Turcotte has spent this season developing new recipes using the farm’s award-winning milk, expanding Orb Weaver’s menu of cheeses to go along with scaled-up production, while Munzer began expanding the herd.

Frolic, the first new cheese made by Orb Weaver's second generationFrolic, the first new cheese made by Orb Weaver’s second generation — Photo courtesy of Kate Turcotte

Now, you can buy several styles of cheese from Orb Weaver Creamery, as the new business is called, aside from the original farmstead and its cave-aged sister. Each takes its name from one of the eight cows in Susman and Pollack’s original herd.

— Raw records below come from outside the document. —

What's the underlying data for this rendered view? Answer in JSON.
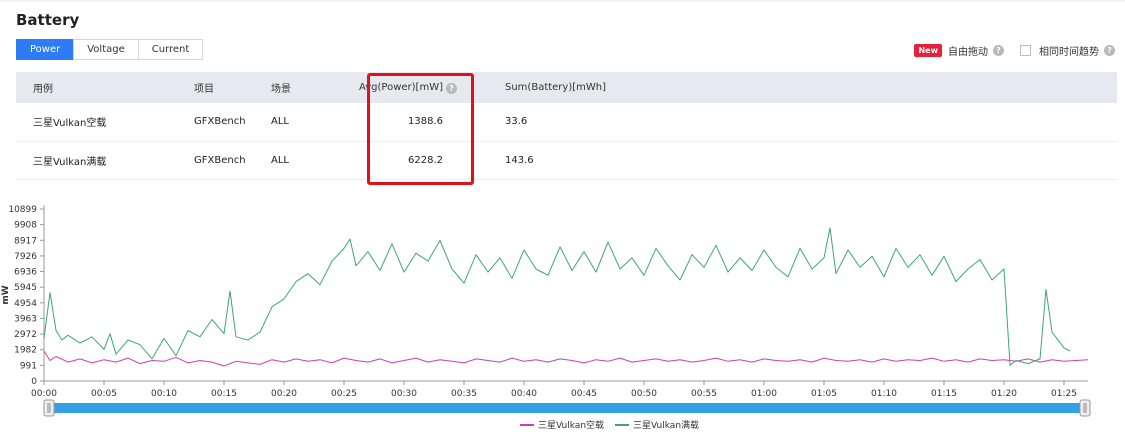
{
  "page": {
    "title": "Battery"
  },
  "tabs": [
    {
      "label": "Power",
      "active": true
    },
    {
      "label": "Voltage",
      "active": false
    },
    {
      "label": "Current",
      "active": false
    }
  ],
  "options": {
    "new_badge": "New",
    "free_drag_label": "自由拖动",
    "same_time_trend_label": "相同时间趋势",
    "help_glyph": "?"
  },
  "table": {
    "headers": [
      "用例",
      "项目",
      "场景",
      "Avg(Power)[mW]",
      "Sum(Battery)[mWh]"
    ],
    "rows": [
      [
        "三星Vulkan空载",
        "GFXBench",
        "ALL",
        "1388.6",
        "33.6"
      ],
      [
        "三星Vulkan满载",
        "GFXBench",
        "ALL",
        "6228.2",
        "143.6"
      ]
    ]
  },
  "colors": {
    "accent": "#2d7cf6",
    "series_idle": "#cc3fb0",
    "series_full": "#3fa57a",
    "highlight": "#e0101c",
    "badge": "#e8203a"
  },
  "chart_data": {
    "type": "line",
    "ylabel": "mW",
    "xlabel": "",
    "yticks": [
      0,
      991,
      1982,
      2972,
      3963,
      4954,
      5945,
      6936,
      7926,
      8917,
      9908,
      10899
    ],
    "ylim": [
      0,
      10899
    ],
    "xticks": [
      "00:00",
      "00:05",
      "00:10",
      "00:15",
      "00:20",
      "00:25",
      "00:30",
      "00:35",
      "00:40",
      "00:45",
      "00:50",
      "00:55",
      "01:00",
      "01:05",
      "01:10",
      "01:15",
      "01:20",
      "01:25"
    ],
    "x_unit": "minutes",
    "xlim": [
      0,
      87
    ],
    "grid": false,
    "legend": "bottom-center",
    "series": [
      {
        "name": "三星Vulkan空载",
        "color": "#cc3fb0",
        "points": [
          [
            0,
            1900
          ],
          [
            0.5,
            1300
          ],
          [
            1,
            1550
          ],
          [
            2,
            1200
          ],
          [
            3,
            1400
          ],
          [
            4,
            1150
          ],
          [
            5,
            1350
          ],
          [
            6,
            1200
          ],
          [
            7,
            1450
          ],
          [
            8,
            1100
          ],
          [
            9,
            1300
          ],
          [
            10,
            1250
          ],
          [
            11,
            1500
          ],
          [
            12,
            1150
          ],
          [
            13,
            1300
          ],
          [
            14,
            1200
          ],
          [
            15,
            950
          ],
          [
            16,
            1250
          ],
          [
            17,
            1150
          ],
          [
            18,
            1050
          ],
          [
            19,
            1350
          ],
          [
            20,
            1200
          ],
          [
            21,
            1400
          ],
          [
            22,
            1250
          ],
          [
            23,
            1350
          ],
          [
            24,
            1150
          ],
          [
            25,
            1450
          ],
          [
            26,
            1300
          ],
          [
            27,
            1200
          ],
          [
            28,
            1400
          ],
          [
            29,
            1150
          ],
          [
            30,
            1300
          ],
          [
            31,
            1450
          ],
          [
            32,
            1200
          ],
          [
            33,
            1350
          ],
          [
            34,
            1250
          ],
          [
            35,
            1150
          ],
          [
            36,
            1400
          ],
          [
            37,
            1300
          ],
          [
            38,
            1200
          ],
          [
            39,
            1450
          ],
          [
            40,
            1250
          ],
          [
            41,
            1350
          ],
          [
            42,
            1200
          ],
          [
            43,
            1400
          ],
          [
            44,
            1300
          ],
          [
            45,
            1150
          ],
          [
            46,
            1350
          ],
          [
            47,
            1250
          ],
          [
            48,
            1450
          ],
          [
            49,
            1200
          ],
          [
            50,
            1300
          ],
          [
            51,
            1400
          ],
          [
            52,
            1250
          ],
          [
            53,
            1350
          ],
          [
            54,
            1200
          ],
          [
            55,
            1300
          ],
          [
            56,
            1450
          ],
          [
            57,
            1250
          ],
          [
            58,
            1350
          ],
          [
            59,
            1200
          ],
          [
            60,
            1400
          ],
          [
            61,
            1300
          ],
          [
            62,
            1250
          ],
          [
            63,
            1350
          ],
          [
            64,
            1200
          ],
          [
            65,
            1450
          ],
          [
            66,
            1300
          ],
          [
            67,
            1250
          ],
          [
            68,
            1350
          ],
          [
            69,
            1200
          ],
          [
            70,
            1400
          ],
          [
            71,
            1250
          ],
          [
            72,
            1350
          ],
          [
            73,
            1300
          ],
          [
            74,
            1450
          ],
          [
            75,
            1250
          ],
          [
            76,
            1350
          ],
          [
            77,
            1200
          ],
          [
            78,
            1400
          ],
          [
            79,
            1300
          ],
          [
            80,
            1350
          ],
          [
            81,
            1250
          ],
          [
            82,
            1400
          ],
          [
            83,
            1200
          ],
          [
            84,
            1350
          ],
          [
            85,
            1250
          ],
          [
            86,
            1300
          ],
          [
            87,
            1350
          ]
        ]
      },
      {
        "name": "三星Vulkan满载",
        "color": "#3fa57a",
        "points": [
          [
            0,
            2700
          ],
          [
            0.5,
            5600
          ],
          [
            1,
            3200
          ],
          [
            1.5,
            2600
          ],
          [
            2,
            2900
          ],
          [
            3,
            2400
          ],
          [
            4,
            2800
          ],
          [
            5,
            2000
          ],
          [
            5.5,
            3000
          ],
          [
            6,
            1700
          ],
          [
            7,
            2600
          ],
          [
            8,
            2300
          ],
          [
            9,
            1400
          ],
          [
            10,
            2700
          ],
          [
            11,
            1600
          ],
          [
            12,
            3200
          ],
          [
            13,
            2800
          ],
          [
            14,
            3900
          ],
          [
            15,
            3000
          ],
          [
            15.5,
            5700
          ],
          [
            16,
            2800
          ],
          [
            17,
            2600
          ],
          [
            18,
            3100
          ],
          [
            19,
            4700
          ],
          [
            20,
            5200
          ],
          [
            21,
            6300
          ],
          [
            22,
            6800
          ],
          [
            23,
            6100
          ],
          [
            24,
            7600
          ],
          [
            25,
            8400
          ],
          [
            25.5,
            9000
          ],
          [
            26,
            7300
          ],
          [
            27,
            8200
          ],
          [
            28,
            7000
          ],
          [
            29,
            8700
          ],
          [
            30,
            6900
          ],
          [
            31,
            8100
          ],
          [
            32,
            7600
          ],
          [
            33,
            8900
          ],
          [
            34,
            7100
          ],
          [
            35,
            6200
          ],
          [
            36,
            8000
          ],
          [
            37,
            6900
          ],
          [
            38,
            7800
          ],
          [
            39,
            6500
          ],
          [
            40,
            8300
          ],
          [
            41,
            7100
          ],
          [
            42,
            6700
          ],
          [
            43,
            8500
          ],
          [
            44,
            7000
          ],
          [
            45,
            8200
          ],
          [
            46,
            6900
          ],
          [
            47,
            8800
          ],
          [
            48,
            7100
          ],
          [
            49,
            7800
          ],
          [
            50,
            6700
          ],
          [
            51,
            8400
          ],
          [
            52,
            7300
          ],
          [
            53,
            6400
          ],
          [
            54,
            8000
          ],
          [
            55,
            7200
          ],
          [
            56,
            8600
          ],
          [
            57,
            6900
          ],
          [
            58,
            7800
          ],
          [
            59,
            7000
          ],
          [
            60,
            8300
          ],
          [
            61,
            7200
          ],
          [
            62,
            6600
          ],
          [
            63,
            8400
          ],
          [
            64,
            7100
          ],
          [
            65,
            7800
          ],
          [
            65.5,
            9700
          ],
          [
            66,
            6800
          ],
          [
            67,
            8300
          ],
          [
            68,
            7200
          ],
          [
            69,
            7900
          ],
          [
            70,
            6600
          ],
          [
            71,
            8400
          ],
          [
            72,
            7200
          ],
          [
            73,
            8000
          ],
          [
            74,
            6700
          ],
          [
            75,
            7900
          ],
          [
            76,
            6300
          ],
          [
            77,
            7100
          ],
          [
            78,
            7700
          ],
          [
            79,
            6400
          ],
          [
            80,
            7100
          ],
          [
            80.5,
            1000
          ],
          [
            81,
            1300
          ],
          [
            82,
            1100
          ],
          [
            83,
            1400
          ],
          [
            83.5,
            5800
          ],
          [
            84,
            3100
          ],
          [
            85,
            2100
          ],
          [
            85.5,
            1900
          ]
        ]
      }
    ]
  }
}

First came Frolic, a pudgy, buttery square with a heady funk thanks to its peachy-pink washed rind that’s become a bestseller. Orbit, a sunny, sweeter Gouda-style wheel, highlights the herd’s golden, grassy summertime milk. They’ve added a blue cheese, too – a punchy cube with a deep golden paste and pockets of blue veining, called Ubu.

The new Orb Weavers are collaborating with other Vermont artisans, too. Whimsey is a rich, robiola-style button with a dose of funk courtesy of a bath in small-batch hard cider made at Windfall Orchards in nearby Cornwall (for a proper Addison County happy hour, pick up a bottle and taste them together). And, of course, Turcotte can’t keep from making squeaky, snackable cheddar curds, perfected over her years at Shelburne Farm.

With the second generation in place, it’s easier than ever to get your hands on Orb Weaver’s once-elusive wheels at co-ops and cheese shops from Middlebury to Burlington to the Mad River Valley (imagine the après-ski cheese board you could dig into). Follow Orb Weaver Creamery on Instagram for updates and info on where you can get your hands on them.

The young farmers also sell at the farmers’ market in nearby Vergennes on Wednesday afternoons and the Shelburne Farmers’ Market on Saturday mornings in season, sharing the history of Vermont’s cheese culture and the taste of this special place with a growing number of tourists and locals alike.

“There’s so much that’s depressing about dairy and farm transitions,” said Pollack. “But this is a good story.”